Uma questão de nível

      «O escandaloso comportamento de Irby ocorreu a 26 de Março num voo entre Bangalore (Índia) e Londres. Mal o avião levantou voo, a herdeira começou a falar alto com o passageiro da fila de trás, Daniel Melia, que viajava com a namorada. Esta chateou-se e mudou-se para outra zona do avião, e foi então que Irby e Melia começaram a “flirtar descaradamente”. Num ápice consumiram três garrafas de vinho» («Socialite britânica bêbeda em avião», Ricardo Ramos, Correio da Manhã, 17.09.2009, p. 33). Está aqui em causa o nível de língua. Chatear(-se) provém do calão, e há muito entrou na linguagem familiar. O jornalista devia perceber isto. Mas há sempre a Iniciativa Novas Oportunidades...

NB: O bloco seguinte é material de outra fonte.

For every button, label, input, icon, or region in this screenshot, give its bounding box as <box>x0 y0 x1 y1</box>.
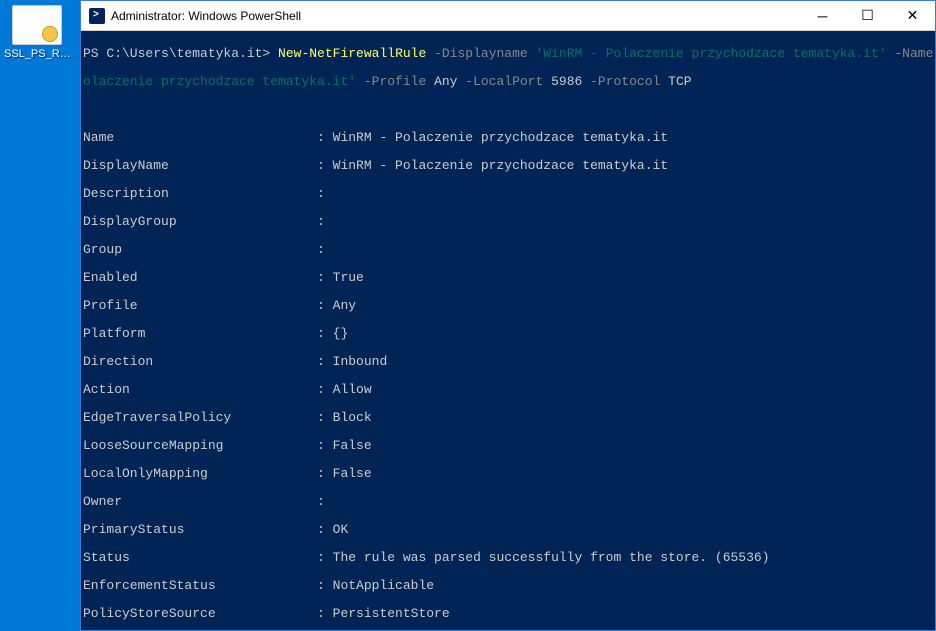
titlebar[interactable]: Administrator: Windows PowerShell ─ ☐ ✕ <box>81 1 935 31</box>
close-button[interactable]: ✕ <box>890 1 935 30</box>
result-primarystatus: PrimaryStatus : OK <box>83 523 933 537</box>
result-group: Group : <box>83 243 933 257</box>
result-displaygroup: DisplayGroup : <box>83 215 933 229</box>
powershell-icon <box>89 8 105 24</box>
prompt: PS C:\Users\tematyka.it> <box>83 46 278 61</box>
result-profile: Profile : Any <box>83 299 933 313</box>
result-action: Action : Allow <box>83 383 933 397</box>
result-status: Status : The rule was parsed successfull… <box>83 551 933 565</box>
result-localonly: LocalOnlyMapping : False <box>83 467 933 481</box>
window-title: Administrator: Windows PowerShell <box>111 9 800 23</box>
result-policystoresource: PolicyStoreSource : PersistentStore <box>83 607 933 621</box>
result-enabled: Enabled : True <box>83 271 933 285</box>
result-edgetraversal: EdgeTraversalPolicy : Block <box>83 411 933 425</box>
maximize-button[interactable]: ☐ <box>845 1 890 30</box>
result-platform: Platform : {} <box>83 327 933 341</box>
result-owner: Owner : <box>83 495 933 509</box>
certificate-icon <box>12 5 62 45</box>
desktop-icon-label: SSL_PS_Rem... <box>2 47 74 61</box>
desktop-cert-icon[interactable]: SSL_PS_Rem... <box>2 5 72 66</box>
cmd-new-netfirewallrule: New-NetFirewallRule <box>278 46 426 61</box>
terminal-output[interactable]: PS C:\Users\tematyka.it> New-NetFirewall… <box>81 31 935 630</box>
certificate-seal-icon <box>42 26 58 42</box>
result-enforcement: EnforcementStatus : NotApplicable <box>83 579 933 593</box>
minimize-button[interactable]: ─ <box>800 1 845 30</box>
result-name: Name : WinRM - Polaczenie przychodzace t… <box>83 131 933 145</box>
result-displayname: DisplayName : WinRM - Polaczenie przycho… <box>83 159 933 173</box>
result-description: Description : <box>83 187 933 201</box>
result-direction: Direction : Inbound <box>83 355 933 369</box>
result-loosesource: LooseSourceMapping : False <box>83 439 933 453</box>
powershell-window: Administrator: Windows PowerShell ─ ☐ ✕ … <box>80 0 936 631</box>
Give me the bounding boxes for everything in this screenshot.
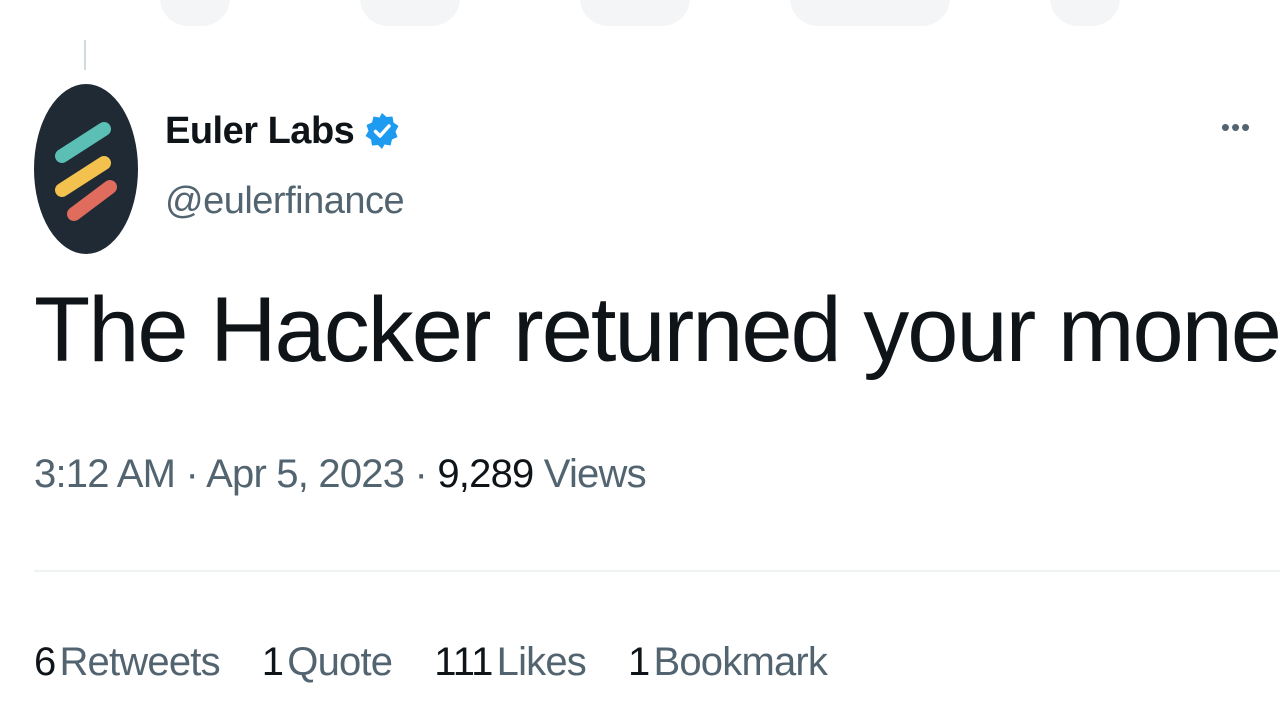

Bem-comportado/malcomportado

Distraídos

      É um dos erros mais comuns: «É prudente desconfiar de gente com ar de bem comportada que se propõe moralizar a pátria. O País já teve uma má experiência na era democrática. Uns tantos homens bons (inspirados por um general Presidente da República, homem dotado de rara sensibilidade política que o levou a incompatibilizar-se com todas as bancadas parlamentares) fundaram um novo partido — Partido Renovador» («Os novos renovadores», Manuel Catarino, Correio da Manhã, 17.09.2009, p. 29).


BATE é acrónimo


Até que fura

      «Mais de cinquenta mil pessoas são esperadas na Luz amanhã, para ver o jogo entre as águias e o Bate Barisov» («Bate Barisov rende um milhão», Correio da Manhã, 16.09.2009, p. 11). Consoante pender mais para o bielorrusso ou para o russo, ora será Barisov ora Borisov. Mas nunca é Bate, pois trata-se de um acrónimo: BATE.

Ortografia: «héli»

Acertaram em Julho

      «Bombeiros com medo de que o heli explodisse» (Luís Oliveira, Correio da Manhã, 14.06.2009, p. 10). «Felipe Massa recebeu assistência ainda no circuito sendo transportado de héli para o hospital» («Massa sobrevive a acidente a 200 km/h», João Paulo Godinho, Correio da Manhã, 26.07.2009, p. 39). «Depois de ter feito campanha num barco e de comboio, ontem o coordenador do BE sobrevoou a serra da Arrábida de helicóptero, Francisco Louçã fez a viagem a bordo de um ‘heli’ Agusta Westland 139» («Louçã sobrevoa a Arrábida», Correio da Manhã, 16.09.2009, p. 28). Em três meses, três formas de grafar o vocábulo (redução, como já aqui vimos). As probabilidades de acertarem aumentam.

Tradução: «imbeccati»

Mal ensinados


      «Para o primeiro-ministro italiano, as revelações que nos últimos meses têm vindo a público sobre as suas festas privadas não passam de “calúnias”, contra as quais — garante — tem o direito de se defender com todos os meios ao seu alcance. “Um chefe de governo que vê como se difama o seu próprio país por parte de uns diários ensinados e que está calado sem reagir não tem o direito de recorrer aos meios legais para defender que isso não é liberdade de Imprensa, mas que se chama na realidade difamação?”, questionou o primeiro-ministro» («“Há canalhas na Imprensa”», Ricardo Ramos, Correio da Manhã, 17.09.2009, p. 31). «Diários ensinados»? No sítio da TVI, a tradução, porque é disso que se trata, ainda era pior: «“Um chefe do Governo que vê como se difama a seu próprio país por parte de uns diários leccionados e que esteve calado sem reagir, não tem o direito de recorrer a meios legais para defender que isso não é liberdade de imprensa mas se chama difamação?», assinalou o primeiro-ministro.» O diário La Stampa reproduziu as declarações do primeiro-ministro italiano: «Un capo del governo che vede diffamare il proprio Paese da giornali chiaramente imbeccati, che è stato zitto per tutto il tempo senza reagire, non ha nemmeno il diritto di adire alle vie legali per sostenere che questa non è libertà di stampa ma si chiama diffamazione?» A palavra é então imbeccati, particípio do verbo imbeccare, usado aqui em sentido figurado: «Istruire qlcu., suggerendogli cosa dire o cosa fare.» Industriados, instruídos, doutrinados seriam boas traduções.